Josh Allen: Less than 24 hours before the 2018 NFL Draft, old tweets from when Allen was in high school began to resurface on Twitter. Allen was expected to be a top five pick in the draft but many people began to question if these insensitive tweets could affect his draft stock as the draft was only hours away. Allen immediately released a statement where he stated, “I’m not the type of person I was at 14 and 15 that I tweeted so recklessly. I don’t want that to be the impression of who I am because that is not me. I apologize for what I did.” The Buffalo Bills drafted Allen with the 7th pick in the draft.
Donte Divincenzo: After winning the Most Outstanding Player honor in Villanova’s NCAA championship win over Michigan, Divincenzo’s old tweets from when he was 14 began to resurface on Twitter. Divincenzo responded to the tweets after the game not with a statement, but by fully deleting his Twitter. When asked about the tweets Divincenzo stated, “It’s my account yes, but I never remember doing that.”

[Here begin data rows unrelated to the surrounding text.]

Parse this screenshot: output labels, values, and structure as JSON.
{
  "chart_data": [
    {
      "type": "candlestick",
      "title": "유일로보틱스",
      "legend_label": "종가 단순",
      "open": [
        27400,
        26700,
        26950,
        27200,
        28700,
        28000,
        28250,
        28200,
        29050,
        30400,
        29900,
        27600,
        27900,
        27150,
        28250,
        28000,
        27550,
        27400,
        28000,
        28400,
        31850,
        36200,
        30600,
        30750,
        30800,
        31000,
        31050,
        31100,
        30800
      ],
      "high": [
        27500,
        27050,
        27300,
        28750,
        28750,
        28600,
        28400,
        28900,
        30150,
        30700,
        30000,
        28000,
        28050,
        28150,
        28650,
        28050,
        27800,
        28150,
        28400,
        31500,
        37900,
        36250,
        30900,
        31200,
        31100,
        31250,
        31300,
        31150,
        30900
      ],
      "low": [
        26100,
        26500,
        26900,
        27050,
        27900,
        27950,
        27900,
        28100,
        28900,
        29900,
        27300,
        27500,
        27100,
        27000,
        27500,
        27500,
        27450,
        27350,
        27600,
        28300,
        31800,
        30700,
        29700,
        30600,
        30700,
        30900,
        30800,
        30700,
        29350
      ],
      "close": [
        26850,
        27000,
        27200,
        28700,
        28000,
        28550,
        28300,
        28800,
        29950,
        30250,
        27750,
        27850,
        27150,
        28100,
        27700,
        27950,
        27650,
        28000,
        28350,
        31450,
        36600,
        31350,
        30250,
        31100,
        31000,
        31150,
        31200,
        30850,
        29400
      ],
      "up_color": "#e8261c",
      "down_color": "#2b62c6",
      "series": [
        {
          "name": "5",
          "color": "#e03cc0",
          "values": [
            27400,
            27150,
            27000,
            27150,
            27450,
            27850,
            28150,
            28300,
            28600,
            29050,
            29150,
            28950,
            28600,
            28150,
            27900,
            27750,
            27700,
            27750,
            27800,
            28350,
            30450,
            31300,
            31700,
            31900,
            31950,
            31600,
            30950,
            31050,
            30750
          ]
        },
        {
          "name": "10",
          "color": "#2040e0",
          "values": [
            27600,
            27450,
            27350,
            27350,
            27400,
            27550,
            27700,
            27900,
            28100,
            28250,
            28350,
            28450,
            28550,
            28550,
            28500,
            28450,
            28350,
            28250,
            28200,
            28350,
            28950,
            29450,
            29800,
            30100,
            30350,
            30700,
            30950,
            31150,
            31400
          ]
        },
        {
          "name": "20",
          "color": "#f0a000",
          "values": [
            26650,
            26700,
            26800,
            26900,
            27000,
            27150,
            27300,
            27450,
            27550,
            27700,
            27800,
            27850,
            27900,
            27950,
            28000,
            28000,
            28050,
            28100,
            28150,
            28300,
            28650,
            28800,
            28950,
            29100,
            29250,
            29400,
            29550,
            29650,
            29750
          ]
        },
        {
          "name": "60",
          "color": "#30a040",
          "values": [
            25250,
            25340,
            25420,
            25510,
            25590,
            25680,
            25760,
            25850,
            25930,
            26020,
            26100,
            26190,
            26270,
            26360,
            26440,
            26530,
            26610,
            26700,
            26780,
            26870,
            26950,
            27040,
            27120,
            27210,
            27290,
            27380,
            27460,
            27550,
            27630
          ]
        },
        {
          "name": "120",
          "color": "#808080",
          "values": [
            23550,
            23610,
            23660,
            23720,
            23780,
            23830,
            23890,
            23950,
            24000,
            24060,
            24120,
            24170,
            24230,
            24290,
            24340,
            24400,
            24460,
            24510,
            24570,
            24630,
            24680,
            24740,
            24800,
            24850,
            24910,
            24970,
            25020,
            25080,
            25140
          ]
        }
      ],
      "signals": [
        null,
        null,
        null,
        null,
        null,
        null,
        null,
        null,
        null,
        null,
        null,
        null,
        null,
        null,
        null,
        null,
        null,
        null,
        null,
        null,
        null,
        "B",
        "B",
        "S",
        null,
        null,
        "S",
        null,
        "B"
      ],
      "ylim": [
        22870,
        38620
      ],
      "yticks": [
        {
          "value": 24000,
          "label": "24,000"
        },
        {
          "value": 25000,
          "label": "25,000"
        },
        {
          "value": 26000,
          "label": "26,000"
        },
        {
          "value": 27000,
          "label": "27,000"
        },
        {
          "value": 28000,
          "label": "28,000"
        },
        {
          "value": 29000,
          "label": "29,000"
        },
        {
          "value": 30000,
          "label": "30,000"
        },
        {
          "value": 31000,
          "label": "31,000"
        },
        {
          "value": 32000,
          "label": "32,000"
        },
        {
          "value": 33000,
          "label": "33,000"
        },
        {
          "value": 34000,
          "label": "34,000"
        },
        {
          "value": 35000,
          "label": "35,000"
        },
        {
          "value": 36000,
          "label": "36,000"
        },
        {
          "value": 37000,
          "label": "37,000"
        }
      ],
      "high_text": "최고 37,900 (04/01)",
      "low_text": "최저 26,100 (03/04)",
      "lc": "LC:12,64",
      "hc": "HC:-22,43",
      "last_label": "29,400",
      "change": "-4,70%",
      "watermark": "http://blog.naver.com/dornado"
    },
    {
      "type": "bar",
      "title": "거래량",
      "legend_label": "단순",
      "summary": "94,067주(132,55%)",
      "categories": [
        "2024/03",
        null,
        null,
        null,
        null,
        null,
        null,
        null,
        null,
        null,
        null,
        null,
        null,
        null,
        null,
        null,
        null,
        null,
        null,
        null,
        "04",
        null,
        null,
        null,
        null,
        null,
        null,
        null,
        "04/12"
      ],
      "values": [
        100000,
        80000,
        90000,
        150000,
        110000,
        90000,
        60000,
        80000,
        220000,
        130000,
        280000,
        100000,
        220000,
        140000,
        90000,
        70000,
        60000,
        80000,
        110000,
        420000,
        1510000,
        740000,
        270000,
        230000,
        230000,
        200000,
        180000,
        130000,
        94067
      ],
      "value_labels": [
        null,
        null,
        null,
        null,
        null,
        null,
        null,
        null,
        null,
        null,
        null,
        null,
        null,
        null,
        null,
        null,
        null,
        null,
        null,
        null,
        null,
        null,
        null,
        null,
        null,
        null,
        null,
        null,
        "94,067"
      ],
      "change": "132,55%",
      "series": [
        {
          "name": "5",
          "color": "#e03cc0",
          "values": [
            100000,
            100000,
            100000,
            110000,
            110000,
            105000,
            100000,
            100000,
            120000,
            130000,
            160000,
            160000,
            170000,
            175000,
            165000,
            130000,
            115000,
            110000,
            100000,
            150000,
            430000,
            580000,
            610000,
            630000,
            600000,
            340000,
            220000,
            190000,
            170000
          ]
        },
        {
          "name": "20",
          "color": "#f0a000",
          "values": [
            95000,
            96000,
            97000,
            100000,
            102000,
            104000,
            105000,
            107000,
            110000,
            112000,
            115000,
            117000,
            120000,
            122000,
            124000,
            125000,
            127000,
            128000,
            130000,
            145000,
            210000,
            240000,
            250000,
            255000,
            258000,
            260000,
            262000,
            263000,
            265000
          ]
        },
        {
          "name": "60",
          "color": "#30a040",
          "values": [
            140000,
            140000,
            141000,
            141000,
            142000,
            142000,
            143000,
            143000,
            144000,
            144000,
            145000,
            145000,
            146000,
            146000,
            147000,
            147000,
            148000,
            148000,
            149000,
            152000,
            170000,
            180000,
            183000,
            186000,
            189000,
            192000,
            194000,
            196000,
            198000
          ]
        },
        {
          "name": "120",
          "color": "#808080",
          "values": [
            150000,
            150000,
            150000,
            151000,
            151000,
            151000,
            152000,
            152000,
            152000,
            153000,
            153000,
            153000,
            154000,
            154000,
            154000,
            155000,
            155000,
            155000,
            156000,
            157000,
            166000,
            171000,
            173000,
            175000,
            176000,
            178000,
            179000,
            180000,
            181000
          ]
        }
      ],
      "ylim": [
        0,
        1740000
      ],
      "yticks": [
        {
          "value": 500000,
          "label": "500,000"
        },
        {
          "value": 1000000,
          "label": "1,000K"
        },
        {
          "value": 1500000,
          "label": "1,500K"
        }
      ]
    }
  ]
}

Ultimately, this is going to be a PR nightmare for sports organizations in the future as social media continues to grow. It appears many athletes are far too careless with their social media postings during their teenage years and leave it to resurface years later before they take action. While many organizations now require players to scrub their social media when they sign with their team or assign someone from their PR team to do it for them it is still not enough as once it’s on the internet it’s on there for life as seen with Hader’s tweets as they resurfaced even after the tweets were erased. Young kids idolize these athletes and when they see these negative insensitive things being said by their favorite player then they will believe it is normal and common. How can we hold these athletes accountable to help prevent insensitive tweeting from becoming a common theme in sports?